Söz&Kalem Dergisi - Yusuf Sincar
Dijital şiddetin etkisini anlamak, insanın fıtratına doğru bir iz sürmeyi gerektirir. Zira insan; pençesizdir, kalın bir derisi, güçlü çenesi ve büyük dişleri yoktur, zayıftır… Ama buna rağmen hayatta kalmayı başarmıştır. Nasıl mı? Bir arada durarak… Kendi zayıflığını, akılla düzenlenmiş kalabalığın kudretiyle örterek… Ve bu doğal yaşam arzusu zamanla iç dünyasına işlemiş, psikolojisine kazınmış; artık bir ihtiyaçtan öte, bir varoluş sebebine dönüşmüştür. Bu noktadan sonra insan, artık yalnızlıktan korkar hale gelmiştir.
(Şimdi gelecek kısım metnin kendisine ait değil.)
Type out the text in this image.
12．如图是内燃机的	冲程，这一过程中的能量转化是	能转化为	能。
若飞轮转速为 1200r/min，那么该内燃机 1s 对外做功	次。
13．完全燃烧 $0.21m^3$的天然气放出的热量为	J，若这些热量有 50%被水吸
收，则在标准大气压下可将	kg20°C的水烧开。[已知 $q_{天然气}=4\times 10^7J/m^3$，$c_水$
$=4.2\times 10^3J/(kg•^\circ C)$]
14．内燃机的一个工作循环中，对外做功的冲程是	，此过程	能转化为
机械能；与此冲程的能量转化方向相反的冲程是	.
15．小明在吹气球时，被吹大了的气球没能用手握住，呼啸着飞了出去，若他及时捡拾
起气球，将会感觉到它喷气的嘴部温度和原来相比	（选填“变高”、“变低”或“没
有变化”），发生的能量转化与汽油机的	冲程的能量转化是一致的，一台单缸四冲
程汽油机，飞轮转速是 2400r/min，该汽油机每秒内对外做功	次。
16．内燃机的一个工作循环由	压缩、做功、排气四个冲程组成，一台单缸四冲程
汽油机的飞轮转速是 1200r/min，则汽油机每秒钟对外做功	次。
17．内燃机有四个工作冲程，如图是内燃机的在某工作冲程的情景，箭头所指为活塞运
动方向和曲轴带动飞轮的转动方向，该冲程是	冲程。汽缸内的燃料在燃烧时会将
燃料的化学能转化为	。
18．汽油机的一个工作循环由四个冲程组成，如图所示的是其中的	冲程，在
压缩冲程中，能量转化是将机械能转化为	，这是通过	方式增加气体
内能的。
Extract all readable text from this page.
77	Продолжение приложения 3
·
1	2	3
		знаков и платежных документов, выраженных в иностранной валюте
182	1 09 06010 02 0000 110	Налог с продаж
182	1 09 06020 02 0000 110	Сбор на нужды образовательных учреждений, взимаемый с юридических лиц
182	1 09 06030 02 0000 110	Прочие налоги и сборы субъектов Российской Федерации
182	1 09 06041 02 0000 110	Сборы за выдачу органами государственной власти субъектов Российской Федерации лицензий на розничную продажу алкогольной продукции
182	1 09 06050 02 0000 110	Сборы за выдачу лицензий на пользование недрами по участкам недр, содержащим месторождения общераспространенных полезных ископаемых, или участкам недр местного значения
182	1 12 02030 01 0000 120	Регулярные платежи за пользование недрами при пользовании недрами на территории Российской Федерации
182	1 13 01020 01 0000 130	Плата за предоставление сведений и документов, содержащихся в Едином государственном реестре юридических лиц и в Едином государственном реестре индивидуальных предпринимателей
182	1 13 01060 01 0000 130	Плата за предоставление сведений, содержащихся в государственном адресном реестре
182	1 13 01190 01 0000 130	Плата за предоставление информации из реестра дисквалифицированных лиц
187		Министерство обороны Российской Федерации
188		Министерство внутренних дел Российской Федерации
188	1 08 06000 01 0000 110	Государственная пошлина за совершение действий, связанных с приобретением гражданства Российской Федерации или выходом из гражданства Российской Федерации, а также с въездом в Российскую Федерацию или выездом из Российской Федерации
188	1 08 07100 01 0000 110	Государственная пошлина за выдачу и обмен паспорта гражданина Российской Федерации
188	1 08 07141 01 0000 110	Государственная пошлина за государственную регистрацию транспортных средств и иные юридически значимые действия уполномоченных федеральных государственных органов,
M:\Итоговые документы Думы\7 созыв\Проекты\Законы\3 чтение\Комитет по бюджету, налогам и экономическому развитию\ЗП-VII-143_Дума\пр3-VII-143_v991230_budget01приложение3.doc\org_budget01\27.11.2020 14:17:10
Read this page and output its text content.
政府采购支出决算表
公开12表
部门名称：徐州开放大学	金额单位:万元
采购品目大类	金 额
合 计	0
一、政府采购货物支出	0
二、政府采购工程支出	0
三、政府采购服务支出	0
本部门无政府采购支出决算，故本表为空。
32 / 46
Zira yalnızlık, yalnızca mekânsal bir ayrılık değil; insan ruhunu ezen, içini çökerten bir kimsesizlik hissidir. Çünkü insan, tanınmak ister; bilinsin, fark edilsin ister. Aristoteles, insanın doğasında bulunan bu gerçeği asırlar önce şöyle tanımlamıştı: “İnsan, toplumsal bir hayvandır.” (Zoon Politikon). Schopenhauer ise daha karanlık bir pencereden bakıyor ve şöyle vaaz ediyordu: “Ayaktakımının hepsi sosyal insanlardır. Çünkü sosyallik, insan sevgisinden değil, yalnızlık korkusundan doğar.” Toplumsal olmanın övülmesi ve yalnızlığın yerilmesi filozoflara sınırlı değildir. Şairler ve peygamberler de aynı hakikate dikkat çekmiştir.
Ali Şeriati Mektuplarında: "Ruhum üzgün. Kalabalıklar içinde yalnızlık ve gurbet hissi yaşıyorum." diyordu. Benzer olarak, Hallacı Mansur ise "cehennem acı çektiğimiz yer değil, acı çektiğimizi kimsenin bilmediği yerdir” ifadeleriyle insan doğasındaki bu gerçeğe işaret ediyordu. Hz. Muhammed’in Tirmizî’de geçen sözü, bu hakikati deklare eder: “Şeytan, yalnız olanla beraberdir.”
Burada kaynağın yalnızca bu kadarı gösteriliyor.